Tuban – Memasuki pertengahan Mei 2026, proyek fisik yang bersumber dari APBD Kabupaten Tuban belum juga menunjukkan tanda-tanda dimulai. Kondisi tersebut memicu sorotan dari DPRD Tuban karena dinilai berpotensi mengulang keterlambatan proyek seperti yang terjadi pada tahun sebelumnya.

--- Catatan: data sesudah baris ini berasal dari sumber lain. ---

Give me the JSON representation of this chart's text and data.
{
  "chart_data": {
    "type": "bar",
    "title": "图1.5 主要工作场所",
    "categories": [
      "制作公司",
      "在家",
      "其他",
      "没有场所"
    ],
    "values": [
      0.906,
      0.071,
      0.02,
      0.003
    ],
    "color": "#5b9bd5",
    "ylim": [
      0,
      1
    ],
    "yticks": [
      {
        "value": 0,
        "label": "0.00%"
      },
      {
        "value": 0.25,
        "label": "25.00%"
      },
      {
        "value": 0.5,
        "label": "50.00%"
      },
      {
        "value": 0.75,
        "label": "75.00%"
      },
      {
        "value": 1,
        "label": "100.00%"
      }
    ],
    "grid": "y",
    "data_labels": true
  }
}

DPRD Soroti Lambannya Proyek Fisik APBD
Sebelumnya, DPRD Tuban telah memberikan sejumlah catatan dan rekomendasi kepada organisasi perangkat daerah (OPD) agar proses lelang proyek fisik APBD 2026 dapat dilakukan lebih awal. Langkah tersebut dimaksudkan untuk mengantisipasi penumpukan pekerjaan di akhir tahun anggaran.
Keterlambatan proyek pada tahun 2025 lalu masih menjadi perhatian serius. Saat itu, sejumlah pekerjaan fisik tidak selesai tepat waktu dengan alasan cuaca hingga kendala teknis lainnya. DPRD menilai persoalan tersebut seharusnya menjadi bahan evaluasi agar tidak kembali terulang tahun ini.
Sorotan keras datang dari Komisi I DPRD Tuban. Mereka mempertanyakan lambannya proses pelaksanaan proyek fisik yang hingga kini belum memasuki tahap lelang.
Anggota Komisi I DPRD Tuban, Siswanto, menegaskan pihaknya mendesak agar paket proyek fisik segera diproses sejak awal tahun supaya pengerjaan tidak menumpuk di penghujung tahun anggaran.
“Kalau hingga saat ini belum ada satu pun pekerjaan fisik yang dilelang, ini perlu dilakukan pemanggilan,” ujar Siswanto, Selasa (12/05/2026).
Menurutnya, lambannya progres proyek menunjukkan adanya persoalan serius di internal dinas terkait. Ia juga mempertanyakan mengapa evaluasi dan arahan DPRD sebelumnya seolah tidak dijalankan.
“Kalau sampai bulan Mei ini belum ada progres ya kebangetan, mas. Ada apa ini? Seharusnya APBD 2026 ini sudah bisa berjalan agar manfaatnya segera dirasakan masyarakat luas,” tegas politisi Partai Kebangkitan Bangsa tersebut.
Dinas PUPR Sebut Ada Penyesuaian Harga Material
Siswanto berharap pembangunan infrastruktur tahun ini dapat berjalan tepat waktu tanpa adanya proyek mangkrak maupun keterlambatan seperti tahun sebelumnya. Ia menilai percepatan pelaksanaan proyek sangat penting karena berkaitan langsung dengan pelayanan dan kebutuhan masyarakat.
Sementara itu, Kepala Dinas Pekerjaan Umum Perumahan Rakyat Penataan Ruang dan Kawasan Permukiman Kabupaten Tuban, Agung Supriyadi, menjelaskan belum dimulainya proses lelang proyek APBD 2026 disebabkan adanya revisi dan penyesuaian harga satuan.
Menurutnya, terdapat sejumlah bahan pokok konstruksi yang mengalami kenaikan harga cukup signifikan sehingga membutuhkan penyesuaian dalam perencanaan anggaran.
“Ini masih ada revisi dan penyesuaian harga satuan. Ada beberapa item bahan pokok konstruksi yang mengalami kenaikan cukup signifikan,” jelas Agung.
Saat ditanya mengenai target penyelesaian revisi anggaran tersebut, Agung berharap prosesnya dapat segera rampung dalam waktu dekat.
“Secepatnya, mas. Moga-moga minggu depan selesai,” pungkasnya.